El uso del coral negro, uno de los corales semipreciosos, parece ser mucho más reciente. Era conocido en tiempos de griegos y romanos, procedente probablemente del Mar Rojo, y de los primeros heredó el nombre científico actual, Antipathes, cuya traducción es “contra las enfermedades”, porque se le atribuían excelentes cualidades medicinales y afrodisíacas. Otros pueblos, lo usaban como amuleto para evitar el “mal de ojo” por creer que tenía propiedades mágicas.
Innumerables leyendas se han tejido a través de los siglos en torno al uso de este coral.
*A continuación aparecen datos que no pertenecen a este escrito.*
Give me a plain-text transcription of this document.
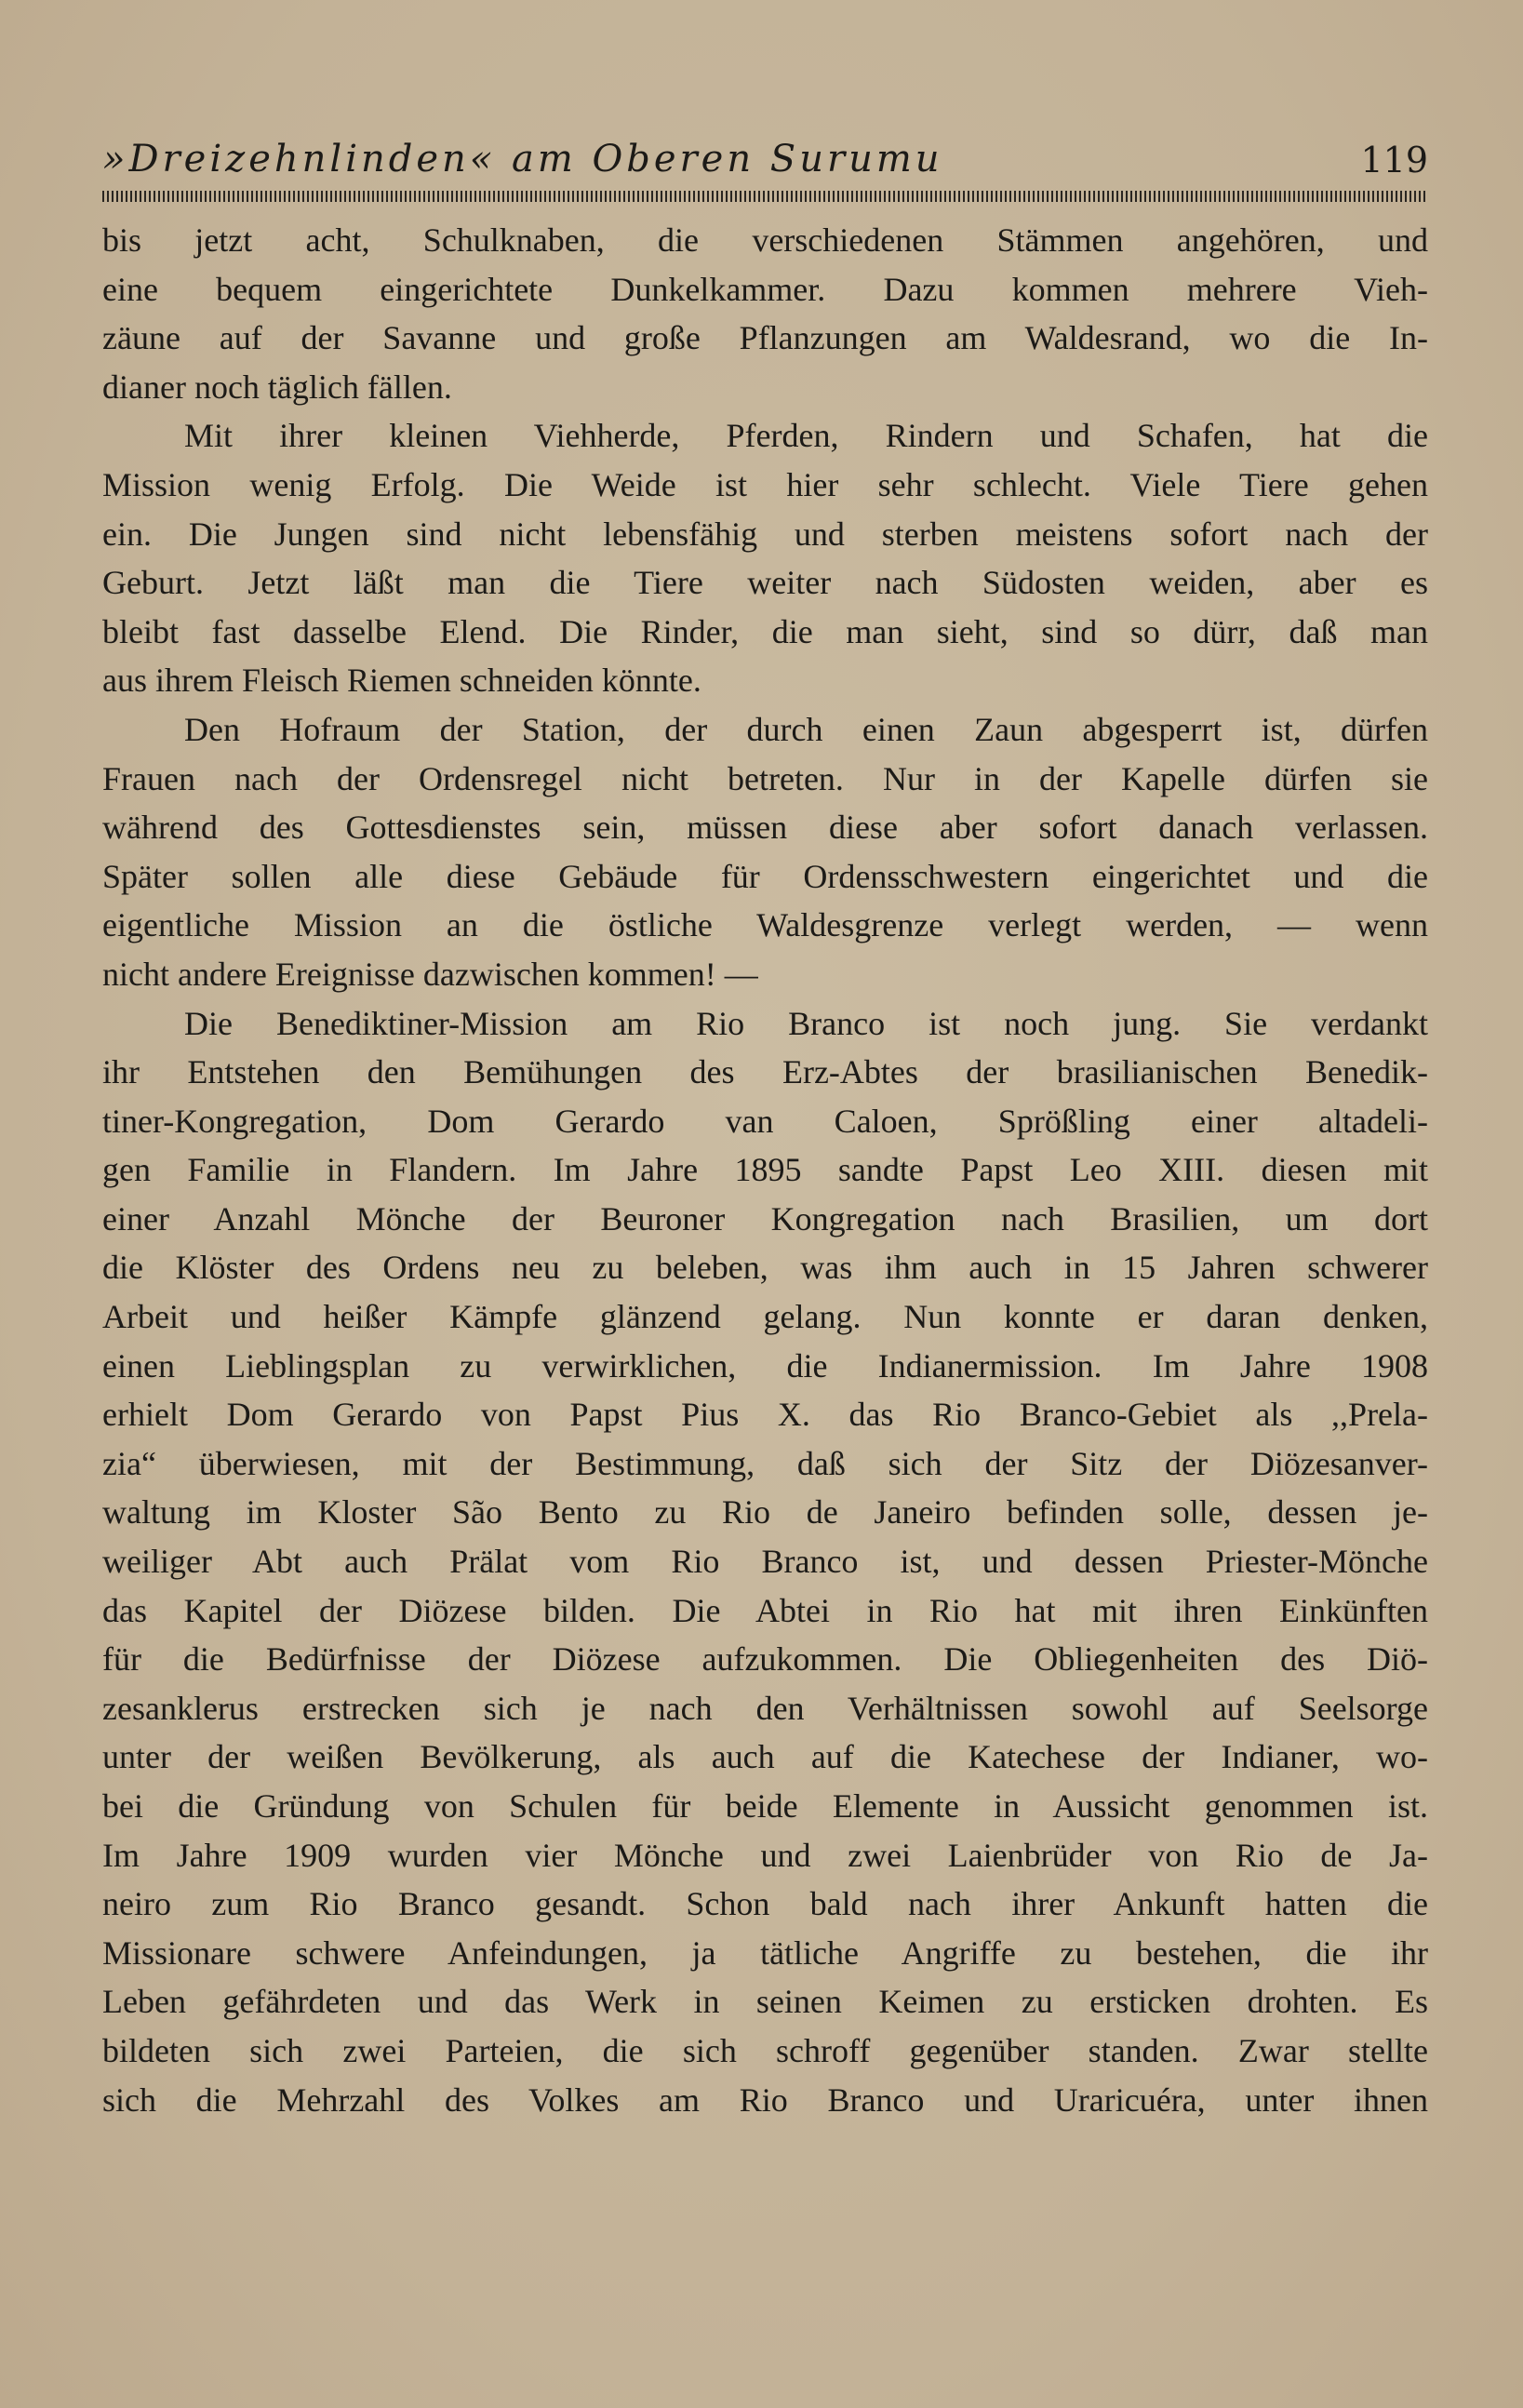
»Dreizehnlinden« am Oberen Surumu	119
bis jetzt acht, Schulknaben, die verschiedenen Stämmen angehören, und
eine bequem eingerichtete Dunkelkammer. Dazu kommen mehrere Vieh-
zäune auf der Savanne und große Pflanzungen am Waldesrand, wo die In-
dianer noch täglich fällen.
Mit ihrer kleinen Viehherde, Pferden, Rindern und Schafen, hat die
Mission wenig Erfolg. Die Weide ist hier sehr schlecht. Viele Tiere gehen
ein. Die Jungen sind nicht lebensfähig und sterben meistens sofort nach der
Geburt. Jetzt läßt man die Tiere weiter nach Südosten weiden, aber es
bleibt fast dasselbe Elend. Die Rinder, die man sieht, sind so dürr, daß man
aus ihrem Fleisch Riemen schneiden könnte.
Den Hofraum der Station, der durch einen Zaun abgesperrt ist, dürfen
Frauen nach der Ordensregel nicht betreten. Nur in der Kapelle dürfen sie
während des Gottesdienstes sein, müssen diese aber sofort danach verlassen.
Später sollen alle diese Gebäude für Ordensschwestern eingerichtet und die
eigentliche Mission an die östliche Waldesgrenze verlegt werden, — wenn
nicht andere Ereignisse dazwischen kommen! —
Die Benediktiner-Mission am Rio Branco ist noch jung. Sie verdankt
ihr Entstehen den Bemühungen des Erz-Abtes der brasilianischen Benedik-
tiner-Kongregation, Dom Gerardo van Caloen, Sprößling einer altadeli-
gen Familie in Flandern. Im Jahre 1895 sandte Papst Leo XIII. diesen mit
einer Anzahl Mönche der Beuroner Kongregation nach Brasilien, um dort
die Klöster des Ordens neu zu beleben, was ihm auch in 15 Jahren schwerer
Arbeit und heißer Kämpfe glänzend gelang. Nun konnte er daran denken,
einen Lieblingsplan zu verwirklichen, die Indianermission. Im Jahre 1908
erhielt Dom Gerardo von Papst Pius X. das Rio Branco-Gebiet als ,,Prela-
zia“ überwiesen, mit der Bestimmung, daß sich der Sitz der Diözesanver-
waltung im Kloster São Bento zu Rio de Janeiro befinden solle, dessen je-
weiliger Abt auch Prälat vom Rio Branco ist, und dessen Priester-Mönche
das Kapitel der Diözese bilden. Die Abtei in Rio hat mit ihren Einkünften
für die Bedürfnisse der Diözese aufzukommen. Die Obliegenheiten des Diö-
zesanklerus erstrecken sich je nach den Verhältnissen sowohl auf Seelsorge
unter der weißen Bevölkerung, als auch auf die Katechese der Indianer, wo-
bei die Gründung von Schulen für beide Elemente in Aussicht genommen ist.
Im Jahre 1909 wurden vier Mönche und zwei Laienbrüder von Rio de Ja-
neiro zum Rio Branco gesandt. Schon bald nach ihrer Ankunft hatten die
Missionare schwere Anfeindungen, ja tätliche Angriffe zu bestehen, die ihr
Leben gefährdeten und das Werk in seinen Keimen zu ersticken drohten. Es
bildeten sich zwei Parteien, die sich schroff gegenüber standen. Zwar stellte
sich die Mehrzahl des Volkes am Rio Branco und Uraricuéra, unter ihnen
Cuenta una de ellas que Menelao, el célebre guerrero griego, que participó junto a Ulises en la batalla de Troya poseía un bello coral negro tallado, el cual usaba como amuleto para evitar tragedias y salir victorioso en los combates.
El famoso sabio romano Plinio, definió en su época el coral negro con el nombre Antipathidae, empleándolo como antídoto para picaduras de escorpión y otros propósitos medicinales. La historia alude también a la fabricación de una poderosa sustancia llamada chartioblepharm, a la cual le otorgaron propiedades afrodisíacas.
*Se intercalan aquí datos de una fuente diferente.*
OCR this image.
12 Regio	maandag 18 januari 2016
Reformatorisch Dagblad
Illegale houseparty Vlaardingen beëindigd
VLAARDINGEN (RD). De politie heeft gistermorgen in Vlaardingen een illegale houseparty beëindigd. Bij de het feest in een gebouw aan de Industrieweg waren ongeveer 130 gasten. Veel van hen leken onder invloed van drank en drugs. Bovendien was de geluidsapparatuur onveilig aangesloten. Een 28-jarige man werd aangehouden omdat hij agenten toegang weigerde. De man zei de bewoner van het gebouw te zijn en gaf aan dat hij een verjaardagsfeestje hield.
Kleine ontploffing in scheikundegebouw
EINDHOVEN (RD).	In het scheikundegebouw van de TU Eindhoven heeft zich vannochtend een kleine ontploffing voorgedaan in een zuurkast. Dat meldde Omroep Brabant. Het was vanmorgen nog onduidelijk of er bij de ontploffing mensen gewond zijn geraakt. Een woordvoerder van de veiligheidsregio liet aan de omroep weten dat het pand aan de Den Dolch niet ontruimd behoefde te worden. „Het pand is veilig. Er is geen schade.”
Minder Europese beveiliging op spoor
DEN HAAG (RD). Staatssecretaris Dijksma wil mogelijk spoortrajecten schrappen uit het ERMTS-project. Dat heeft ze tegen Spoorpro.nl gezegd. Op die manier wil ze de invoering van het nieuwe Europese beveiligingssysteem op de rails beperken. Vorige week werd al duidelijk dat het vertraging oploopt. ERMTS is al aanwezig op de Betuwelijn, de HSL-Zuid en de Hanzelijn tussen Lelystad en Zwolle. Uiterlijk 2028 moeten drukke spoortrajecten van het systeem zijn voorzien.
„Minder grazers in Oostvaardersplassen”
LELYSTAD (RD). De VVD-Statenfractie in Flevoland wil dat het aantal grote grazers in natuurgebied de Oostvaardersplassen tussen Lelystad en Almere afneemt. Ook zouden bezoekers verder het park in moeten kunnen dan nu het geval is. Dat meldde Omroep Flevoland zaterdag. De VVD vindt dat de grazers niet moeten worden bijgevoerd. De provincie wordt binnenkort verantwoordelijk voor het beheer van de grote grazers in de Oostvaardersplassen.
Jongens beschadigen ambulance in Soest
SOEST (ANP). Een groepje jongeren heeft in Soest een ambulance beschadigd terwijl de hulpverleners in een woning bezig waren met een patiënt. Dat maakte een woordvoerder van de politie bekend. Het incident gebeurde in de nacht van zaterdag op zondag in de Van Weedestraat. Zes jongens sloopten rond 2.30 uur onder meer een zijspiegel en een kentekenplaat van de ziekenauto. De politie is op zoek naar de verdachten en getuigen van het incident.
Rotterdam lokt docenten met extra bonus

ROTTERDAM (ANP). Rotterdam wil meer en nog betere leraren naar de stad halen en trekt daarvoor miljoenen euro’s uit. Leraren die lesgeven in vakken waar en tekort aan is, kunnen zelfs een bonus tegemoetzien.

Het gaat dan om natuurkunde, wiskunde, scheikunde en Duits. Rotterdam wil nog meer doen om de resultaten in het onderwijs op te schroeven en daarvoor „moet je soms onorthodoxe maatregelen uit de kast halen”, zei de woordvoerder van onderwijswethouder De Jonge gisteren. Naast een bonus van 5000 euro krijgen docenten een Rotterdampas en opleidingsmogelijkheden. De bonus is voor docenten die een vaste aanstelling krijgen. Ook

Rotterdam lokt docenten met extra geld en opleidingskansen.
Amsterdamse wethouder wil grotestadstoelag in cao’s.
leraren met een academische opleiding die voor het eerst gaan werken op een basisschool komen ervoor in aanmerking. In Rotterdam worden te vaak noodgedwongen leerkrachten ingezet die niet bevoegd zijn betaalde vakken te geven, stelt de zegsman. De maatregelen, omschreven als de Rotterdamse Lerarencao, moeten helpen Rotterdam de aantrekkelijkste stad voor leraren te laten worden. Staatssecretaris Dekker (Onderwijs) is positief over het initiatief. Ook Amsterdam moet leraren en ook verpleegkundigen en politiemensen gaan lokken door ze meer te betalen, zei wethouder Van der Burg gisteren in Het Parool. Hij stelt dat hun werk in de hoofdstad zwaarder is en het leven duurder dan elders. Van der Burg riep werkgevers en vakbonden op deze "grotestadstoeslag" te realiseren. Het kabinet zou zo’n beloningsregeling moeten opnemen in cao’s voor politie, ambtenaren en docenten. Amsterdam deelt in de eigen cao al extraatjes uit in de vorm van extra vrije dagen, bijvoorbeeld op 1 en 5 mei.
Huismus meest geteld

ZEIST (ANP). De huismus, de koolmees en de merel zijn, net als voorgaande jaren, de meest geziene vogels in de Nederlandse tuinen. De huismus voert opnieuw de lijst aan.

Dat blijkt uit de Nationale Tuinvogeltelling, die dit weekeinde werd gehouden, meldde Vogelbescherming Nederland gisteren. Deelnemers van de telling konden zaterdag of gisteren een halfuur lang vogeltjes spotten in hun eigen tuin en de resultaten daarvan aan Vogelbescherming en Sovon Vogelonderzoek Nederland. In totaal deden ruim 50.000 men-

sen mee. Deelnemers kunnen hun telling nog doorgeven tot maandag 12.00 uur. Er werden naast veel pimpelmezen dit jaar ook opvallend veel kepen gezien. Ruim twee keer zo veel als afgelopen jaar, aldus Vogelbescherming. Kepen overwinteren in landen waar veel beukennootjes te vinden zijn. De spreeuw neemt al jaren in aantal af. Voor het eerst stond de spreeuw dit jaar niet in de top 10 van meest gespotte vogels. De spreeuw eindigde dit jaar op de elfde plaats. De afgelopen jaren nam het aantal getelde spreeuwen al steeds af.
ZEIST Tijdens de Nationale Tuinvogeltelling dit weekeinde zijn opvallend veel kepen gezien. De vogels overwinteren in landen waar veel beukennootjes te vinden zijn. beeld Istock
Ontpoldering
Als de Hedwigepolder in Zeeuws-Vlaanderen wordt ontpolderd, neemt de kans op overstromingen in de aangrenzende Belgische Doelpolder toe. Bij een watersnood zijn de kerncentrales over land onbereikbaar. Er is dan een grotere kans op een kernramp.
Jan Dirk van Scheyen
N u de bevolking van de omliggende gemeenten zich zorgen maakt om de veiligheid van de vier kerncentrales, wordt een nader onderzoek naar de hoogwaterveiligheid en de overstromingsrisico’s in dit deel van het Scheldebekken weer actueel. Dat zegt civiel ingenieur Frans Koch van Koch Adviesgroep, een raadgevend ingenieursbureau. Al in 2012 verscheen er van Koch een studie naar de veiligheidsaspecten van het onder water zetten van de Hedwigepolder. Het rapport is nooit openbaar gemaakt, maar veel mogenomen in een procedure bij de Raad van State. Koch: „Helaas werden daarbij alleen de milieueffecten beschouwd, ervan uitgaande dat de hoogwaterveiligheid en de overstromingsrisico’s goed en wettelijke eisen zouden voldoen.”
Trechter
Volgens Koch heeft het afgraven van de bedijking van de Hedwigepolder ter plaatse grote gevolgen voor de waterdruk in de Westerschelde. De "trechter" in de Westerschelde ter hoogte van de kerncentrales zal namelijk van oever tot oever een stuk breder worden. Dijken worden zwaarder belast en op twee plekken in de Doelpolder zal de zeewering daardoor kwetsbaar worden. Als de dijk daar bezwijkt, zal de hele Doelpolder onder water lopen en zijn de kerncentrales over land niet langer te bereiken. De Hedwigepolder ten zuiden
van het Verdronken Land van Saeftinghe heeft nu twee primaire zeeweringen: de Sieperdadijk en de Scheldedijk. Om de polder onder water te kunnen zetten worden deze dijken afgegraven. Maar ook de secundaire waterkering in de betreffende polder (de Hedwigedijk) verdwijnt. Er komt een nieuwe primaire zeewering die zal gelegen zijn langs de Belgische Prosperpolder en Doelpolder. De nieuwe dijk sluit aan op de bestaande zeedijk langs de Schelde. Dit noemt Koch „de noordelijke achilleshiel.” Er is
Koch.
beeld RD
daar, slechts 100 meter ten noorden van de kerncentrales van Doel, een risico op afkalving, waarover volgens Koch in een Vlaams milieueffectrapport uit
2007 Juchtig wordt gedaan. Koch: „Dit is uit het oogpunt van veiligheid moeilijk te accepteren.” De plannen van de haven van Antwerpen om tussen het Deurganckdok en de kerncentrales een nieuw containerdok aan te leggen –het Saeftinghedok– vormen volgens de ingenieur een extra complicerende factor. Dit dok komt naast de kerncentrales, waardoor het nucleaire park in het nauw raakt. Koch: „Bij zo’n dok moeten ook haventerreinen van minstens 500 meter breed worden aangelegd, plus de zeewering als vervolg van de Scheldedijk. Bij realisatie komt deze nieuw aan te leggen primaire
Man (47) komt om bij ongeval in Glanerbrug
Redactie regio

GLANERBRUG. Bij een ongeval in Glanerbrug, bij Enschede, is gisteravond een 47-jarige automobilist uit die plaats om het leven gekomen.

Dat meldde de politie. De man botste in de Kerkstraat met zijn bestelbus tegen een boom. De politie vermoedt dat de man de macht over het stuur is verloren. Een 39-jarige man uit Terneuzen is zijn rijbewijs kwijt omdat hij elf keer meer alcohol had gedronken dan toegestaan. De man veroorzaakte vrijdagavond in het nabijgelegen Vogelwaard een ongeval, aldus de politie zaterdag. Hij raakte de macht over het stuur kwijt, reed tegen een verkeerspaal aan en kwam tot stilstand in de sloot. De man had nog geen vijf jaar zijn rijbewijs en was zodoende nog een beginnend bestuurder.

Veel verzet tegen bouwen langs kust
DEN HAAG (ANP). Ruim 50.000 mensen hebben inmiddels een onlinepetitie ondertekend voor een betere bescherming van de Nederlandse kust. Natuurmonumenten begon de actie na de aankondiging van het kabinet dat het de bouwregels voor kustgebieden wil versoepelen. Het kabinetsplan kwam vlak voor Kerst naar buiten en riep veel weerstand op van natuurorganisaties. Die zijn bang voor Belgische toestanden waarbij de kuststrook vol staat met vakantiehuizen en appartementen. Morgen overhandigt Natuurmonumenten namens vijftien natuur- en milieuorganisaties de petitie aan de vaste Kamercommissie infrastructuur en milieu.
Otras referencias citan el caso de antiguas tribus primitivas que tallaban el coral y lo usaban como adorno concediéndole cualidades protectoras de los malos espíritus.
El coral negro es un animal colonial que se confunde muy frecuentemente, por su aspecto, con un arbusto del reino vegetal; habita casi siempre áreas situadas alrededor del borde externo de la plataforma submarina que rodea las islas y continentes, en forma de llanura poco accidentada y de escasa profundidad, que va desde la orilla hasta los 50 m. de hondura en muchos lugares, y a partir de ese límite se inicia la caída pronunciada que constituye el talud, a veces formando una pendiente casi vertical que alcanza muchos metros de profundidad, cuyo fin es la llanura abisal a más de 600 m. de hondura.
Como la mayoría de las especies de coral negro se caracteriza por un crecimiento lento (6 cm. lineales por año en experimentos cubanos) y bajo índice de mortalidad natural lo que obliga a establecer un control sobre el aprovechamiento de la población a fin de mantenerlo dentro de límites racionales que impidan la sobrepesca y protejan la población. A ese fin, la especie está sujeta a una veda permanente, con una cuota anual de pesca, que es estrechamente controlada por las autoridades pesqueras cubanas.